Atualizado: 29 de abr.

O filtro ideal para água de poço artesiano depende do tipo de aquífero e dos contaminantes presentes — e no Rio Grande do Sul, com 12 regiões hidrogeológicas distintas, essa resposta muda de cidade para cidade. Desde 1985, a PAAS Poços Artesianos atua em todo o RS com geólogo responsável e já instalou sistemas de filtragem em centenas de propriedades, desde residências no Litoral Norte até agroindústrias no Planalto.

Neste guia, você vai entender os 6 tipos de filtros mais usados em poços artesianos, quanto custa cada sistema, como escolher o ideal para o seu aquífero e quais erros evitar. Se preferir, solicite análise de água e orçamento gratuito pelo WhatsApp: (51) 99289-2188 — Vim pelo blog.

Como saber se a água do poço precisa de filtro?

A água subterrânea no RS geralmente apresenta boa qualidade bacteriológica — o solo funciona como filtro natural.
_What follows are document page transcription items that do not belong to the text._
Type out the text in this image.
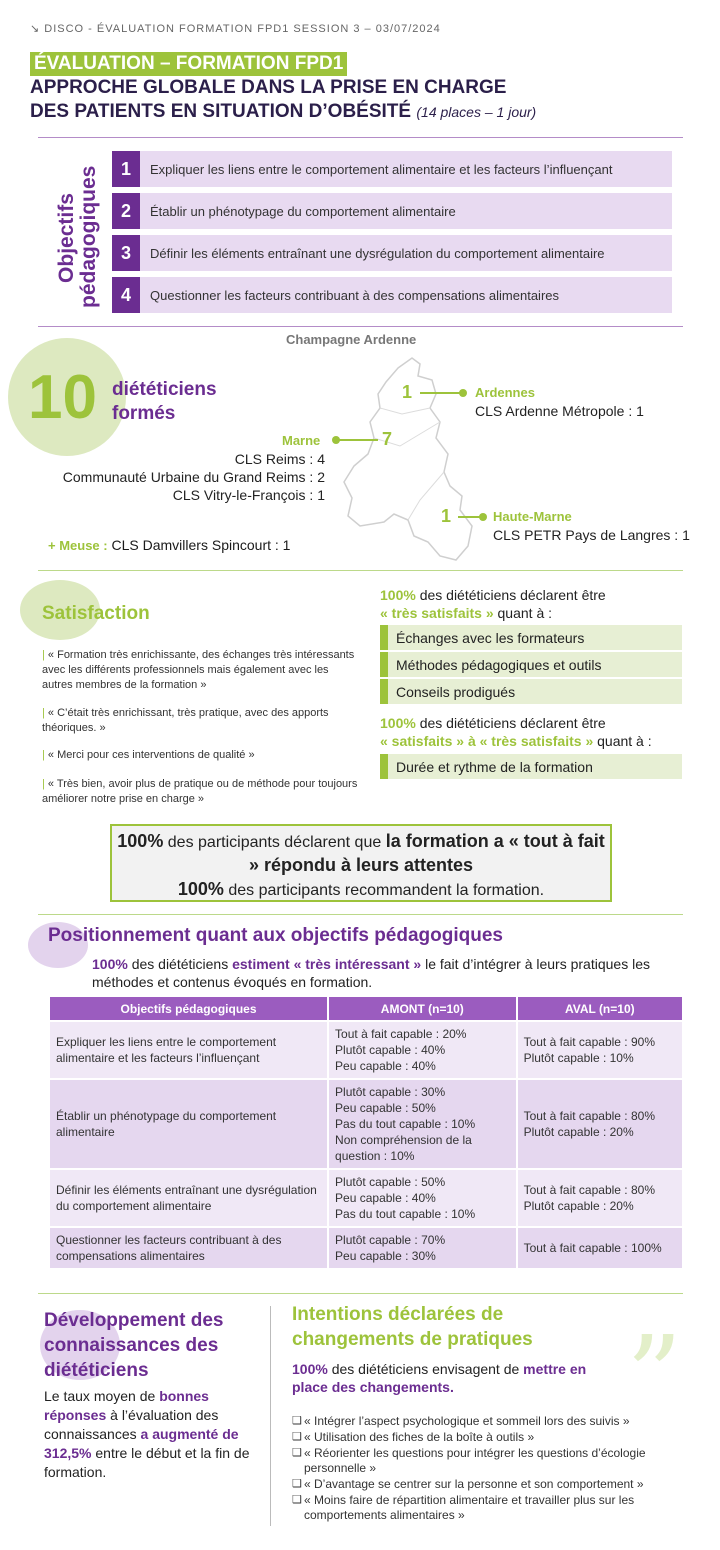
↘ DISCO - ÉVALUATION FORMATION FPD1 SESSION 3 – 03/07/2024
ÉVALUATION – FORMATION FPD1
APPROCHE GLOBALE DANS LA PRISE EN CHARGE
DES PATIENTS EN SITUATION D’OBÉSITÉ (14 places – 1 jour)
Objectifs pédagogiques	1	Expliquer les liens entre le comportement alimentaire et les facteurs l’influençant
2	Établir un phénotypage du comportement alimentaire
3	Définir les éléments entraînant une dysrégulation du comportement alimentaire
4	Questionner les facteurs contribuant à des compensations alimentaires
10 diététiciens formés
Champagne Ardenne
1	Ardennes
CLS Ardenne Métropole : 1
Marne	7
CLS Reims : 4
Communauté Urbaine du Grand Reims : 2
CLS Vitry-le-François : 1
1	Haute-Marne
CLS PETR Pays de Langres : 1
+ Meuse : CLS Damvillers Spincourt : 1
Satisfaction
| « Formation très enrichissante, des échanges très intéressants avec les différents professionnels mais également avec les autres membres de la formation »
| « C’était très enrichissant, très pratique, avec des apports théoriques. »
| « Merci pour ces interventions de qualité »
| « Très bien, avoir plus de pratique ou de méthode pour toujours améliorer notre prise en charge »
100% des diététiciens déclarent être
« très satisfaits » quant à :
Échanges avec les formateurs
Méthodes pédagogiques et outils
Conseils prodigués
100% des diététiciens déclarent être
« satisfaits » à « très satisfaits » quant à :
Durée et rythme de la formation
100% des participants déclarent que la formation a « tout à fait » répondu à leurs attentes
100% des participants recommandent la formation.
Positionnement quant aux objectifs pédagogiques
100% des diététiciens estiment « très intéressant » le fait d’intégrer à leurs pratiques les méthodes et contenus évoqués en formation.
Objectifs pédagogiques	AMONT (n=10)	AVAL (n=10)
Expliquer les liens entre le comportement alimentaire et les facteurs l’influençant	Tout à fait capable : 20%
Plutôt capable : 40%
Peu capable : 40%	Tout à fait capable : 90%
Plutôt capable : 10%
Établir un phénotypage du comportement alimentaire	Plutôt capable : 30%
Peu capable : 50%
Pas du tout capable : 10%
Non compréhension de la question : 10%	Tout à fait capable : 80%
Plutôt capable : 20%
Définir les éléments entraînant une dysrégulation du comportement alimentaire	Plutôt capable : 50%
Peu capable : 40%
Pas du tout capable : 10%	Tout à fait capable : 80%
Plutôt capable : 20%
Questionner les facteurs contribuant à des compensations alimentaires	Plutôt capable : 70%
Peu capable : 30%	Tout à fait capable : 100%
Développement des connaissances des diététiciens
Le taux moyen de bonnes réponses à l’évaluation des connaissances a augmenté de 312,5% entre le début et la fin de formation.
Intentions déclarées de changements de pratiques ”
100% des diététiciens envisagent de mettre en place des changements.
❑ « Intégrer l’aspect psychologique et sommeil lors des suivis »
❑ « Utilisation des fiches de la boîte à outils »
❑ « Réorienter les questions pour intégrer les questions d’écologie personnelle »
❑ « D’avantage se centrer sur la personne et son comportement »
❑ « Moins faire de répartition alimentaire et travailler plus sur les comportements alimentaires »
Porém, dependendo do aquífero, ela pode conter minerais em concentração acima do permitido pela Portaria GM/MS nº 888/2021 (padrão de potabilidade brasileiro).

Os problemas mais comuns que a PAAS identifica em campo, por região:

Região do RS | Aquífero | Problema mais frequente | Filtro indicado

Serra Gaúcha / Planalto | Basáltico fraturado | Ferro e manganês (água amarelada) | Filtro oxidante (Birm/Greensand)
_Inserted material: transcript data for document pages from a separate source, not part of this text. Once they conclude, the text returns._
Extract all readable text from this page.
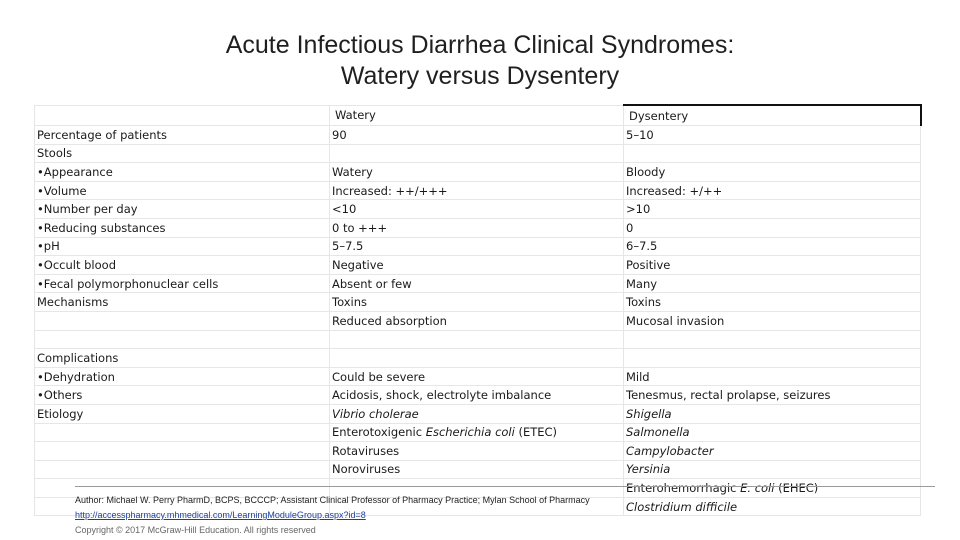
Acute Infectious Diarrhea Clinical Syndromes:
Watery versus Dysentery
	Watery	Dysentery
Percentage of patients	90	5–10
Stools		
•Appearance	Watery	Bloody
•Volume	Increased: ++/+++	Increased: +/++
•Number per day	<10	>10
•Reducing substances	0 to +++	0
•pH	5–7.5	6–7.5
•Occult blood	Negative	Positive
•Fecal polymorphonuclear cells	Absent or few	Many
Mechanisms	Toxins	Toxins
	Reduced absorption	Mucosal invasion

Complications		
•Dehydration	Could be severe	Mild
•Others	Acidosis, shock, electrolyte imbalance	Tenesmus, rectal prolapse, seizures
Etiology	Vibrio cholerae	Shigella
	Enterotoxigenic Escherichia coli (ETEC)	Salmonella
	Rotaviruses	Campylobacter
	Noroviruses	Yersinia
		Enterohemorrhagic E. coli (EHEC)
		Clostridium difficile
Author: Michael W. Perry PharmD, BCPS, BCCCP; Assistant Clinical Professor of Pharmacy Practice; Mylan School of Pharmacy
http://accesspharmacy.mhmedical.com/LearningModuleGroup.aspx?id=8
Copyright © 2017 McGraw-Hill Education. All rights reserved
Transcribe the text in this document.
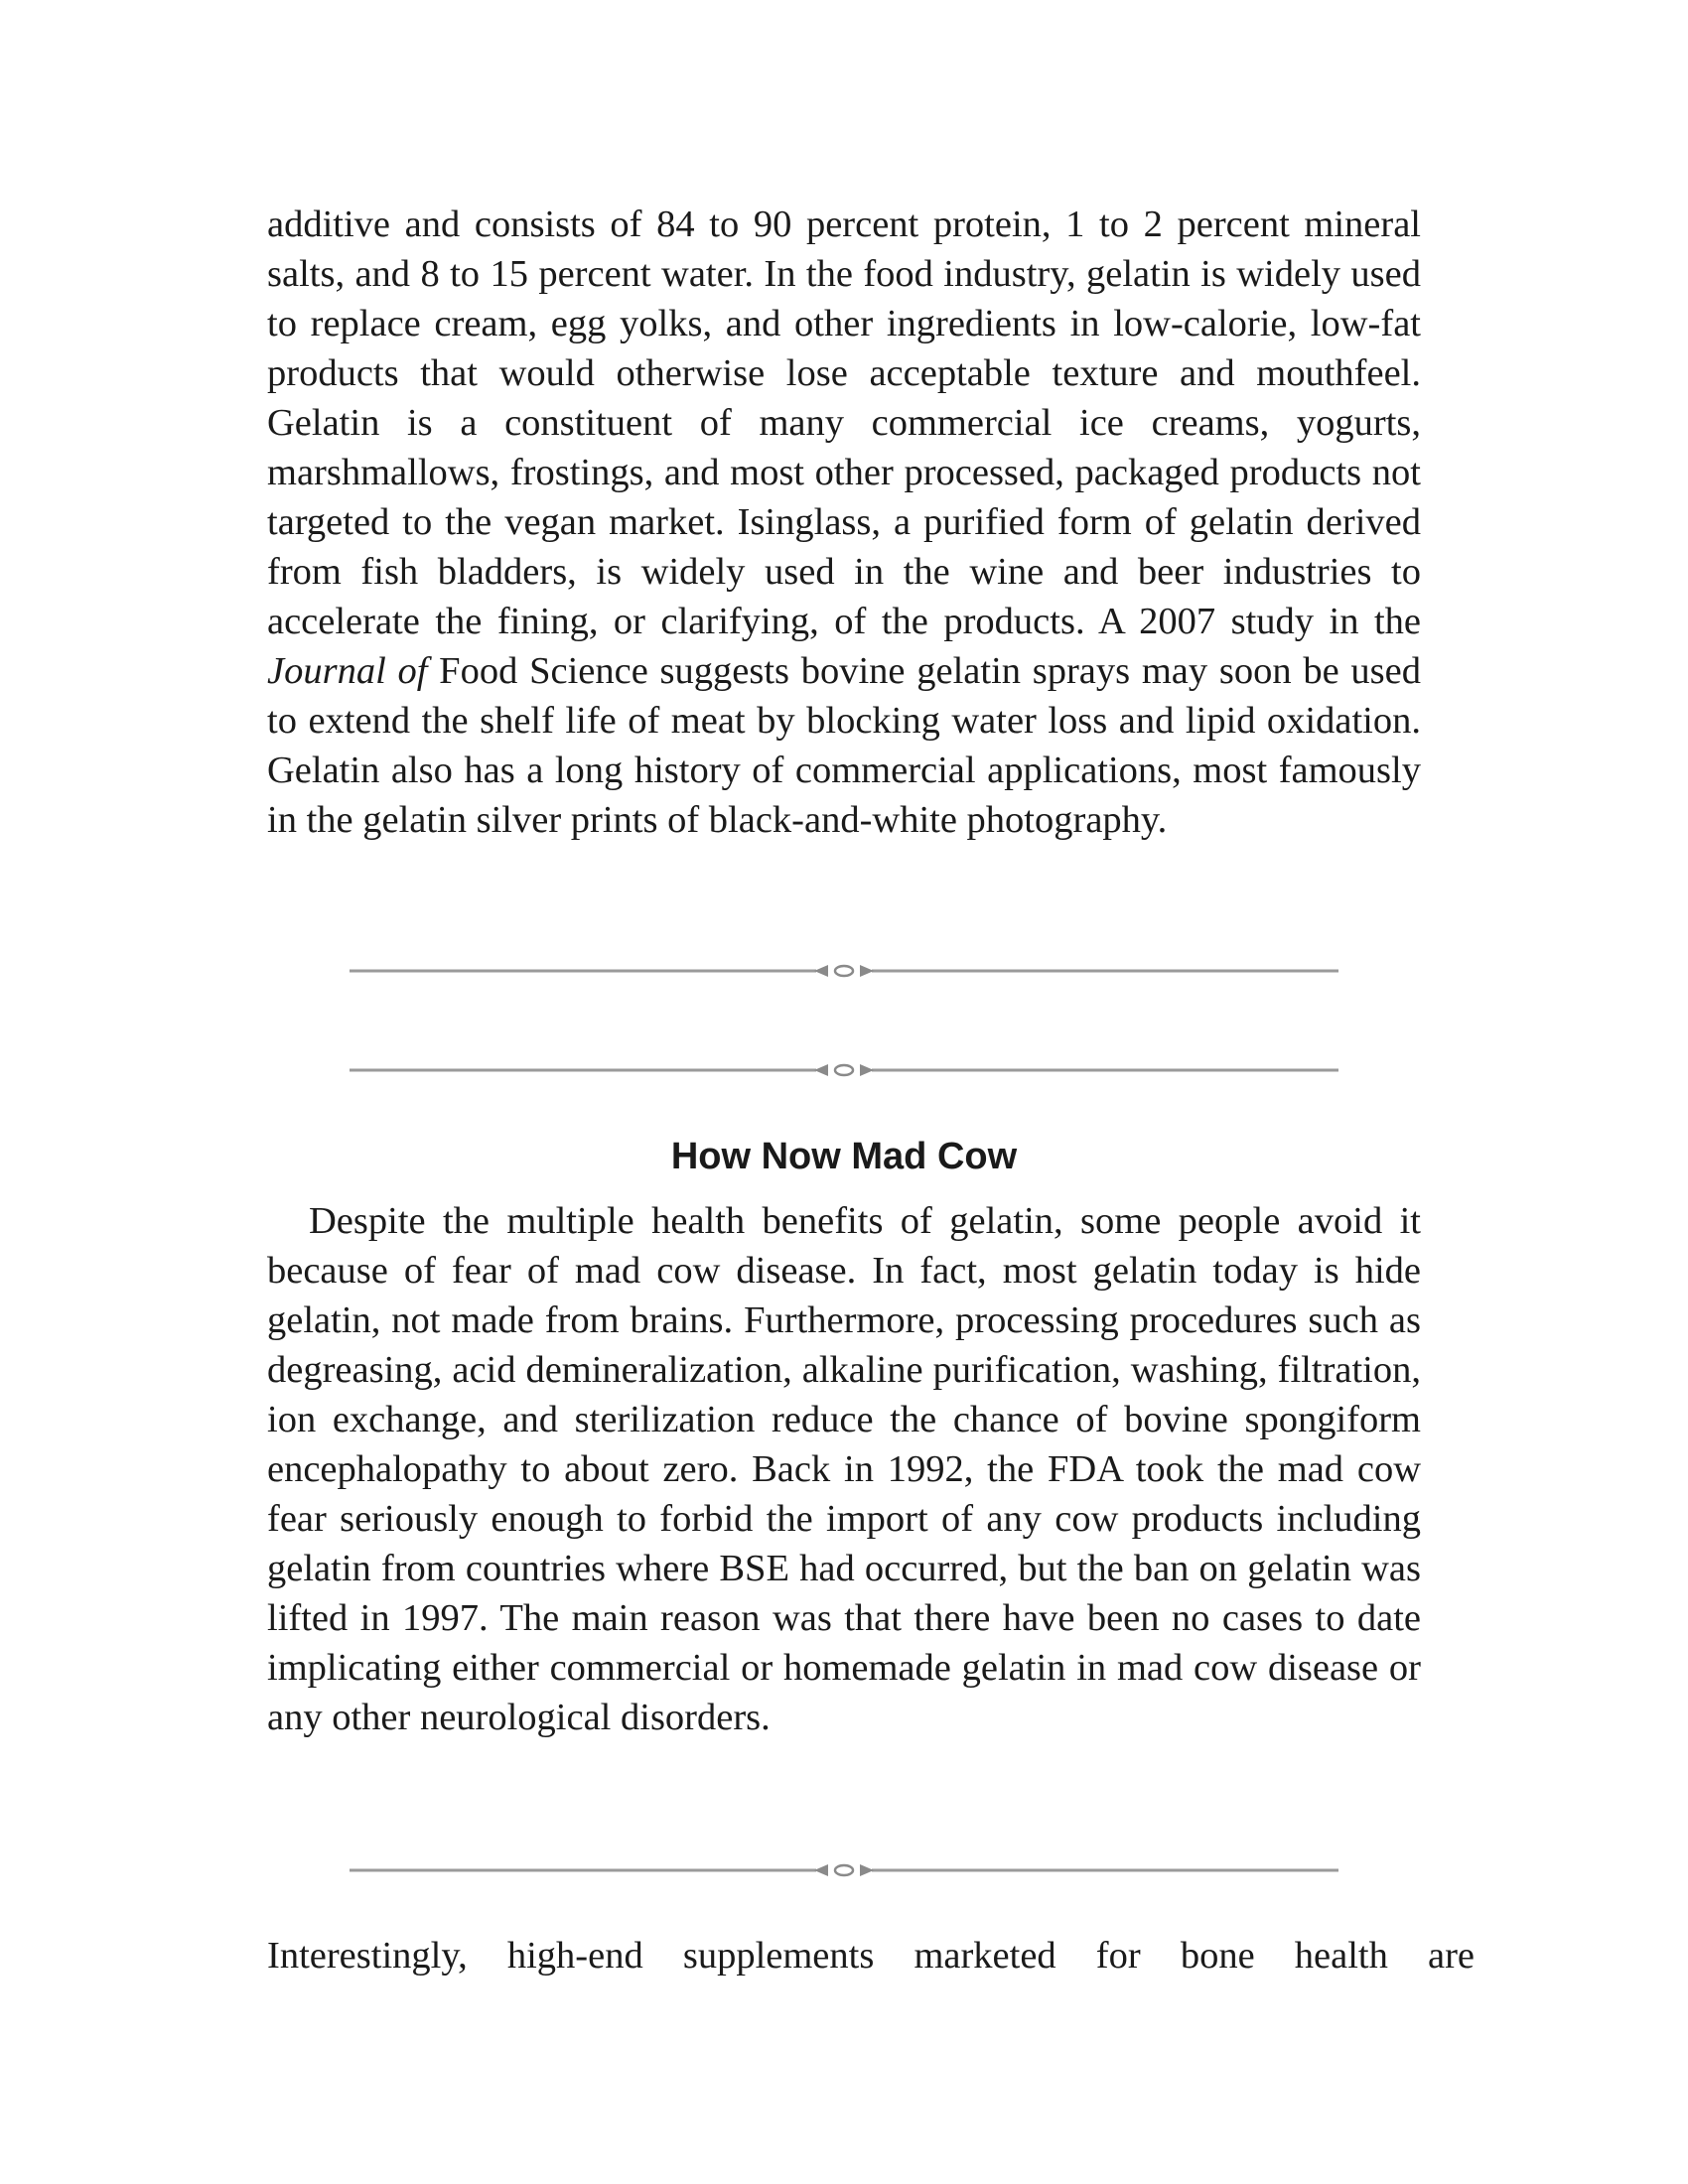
additive and consists of 84 to 90 percent protein, 1 to 2 percent mineral salts, and 8 to 15 percent water. In the food industry, gelatin is widely used to replace cream, egg yolks, and other ingredients in low-calorie, low-fat products that would otherwise lose acceptable texture and mouthfeel. Gelatin is a constituent of many commercial ice creams, yogurts, marshmallows, frostings, and most other processed, packaged products not targeted to the vegan market. Isinglass, a purified form of gelatin derived from fish bladders, is widely used in the wine and beer industries to accelerate the fining, or clarifying, of the products. A 2007 study in the Journal of Food Science suggests bovine gelatin sprays may soon be used to extend the shelf life of meat by blocking water loss and lipid oxidation. Gelatin also has a long history of commercial applications, most famously in the gelatin silver prints of black-and-white photography.

How Now Mad Cow

Despite the multiple health benefits of gelatin, some people avoid it because of fear of mad cow disease. In fact, most gelatin today is hide gelatin, not made from brains. Furthermore, processing procedures such as degreasing, acid demineralization, alkaline purification, washing, filtration, ion exchange, and sterilization reduce the chance of bovine spongiform encephalopathy to about zero. Back in 1992, the FDA took the mad cow fear seriously enough to forbid the import of any cow products including gelatin from countries where BSE had occurred, but the ban on gelatin was lifted in 1997. The main reason was that there have been no cases to date implicating either commercial or homemade gelatin in mad cow disease or any other neurological disorders.

Interestingly, high-end supplements marketed for bone health are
Região Central / Fronteira Oeste | Guarani (SAG) | Dureza elevada (calcário) + temperatura alta | Abrandador + resfriamento

Litoral Norte / Litoral Sul | Sedimentar costeiro | Turbidez, areia fina, risco de salinidade | Filtro de sedimentos + osmose (se salino)

Região Metropolitana | Cristalino fraturado | Ferro + pH baixo (água ácida) | Filtro oxidante + corretor de pH

Sul / Campanha | Cristalino (escudo) | Sílica, ferro ocasional | Filtro de sedimentos + oxidante

Missões / Noroeste | Basáltico-Guarani | Ferro, fluoreto ocasional | Oxidante + carvão ativado

A única forma de saber com certeza é fazer uma análise laboratorial da água — a PAAS coleta a amostra e envia ao laboratório credenciado. O laudo indica exatamente quais parâmetros estão fora do padrão e qual sistema de tratamento é necessário.

6 Tipos de Filtros para Água de Poço Artesiano

1. Filtro de Sedimentos (Particulado)

O mais básico e essencial. Remove partículas sólidas como areia, argila e ferrugem em suspensão. Funciona como pré-filtro para proteger os equipamentos seguintes. Indicado para: todos os poços, especialmente no Litoral (aquífero sedimentar com areia fina) e poços novos nos primeiros meses de operação. Custo médio: R$ 300 a R$ 1.200 (residencial). Troca do elemento filtrante: a cada 3-6 meses.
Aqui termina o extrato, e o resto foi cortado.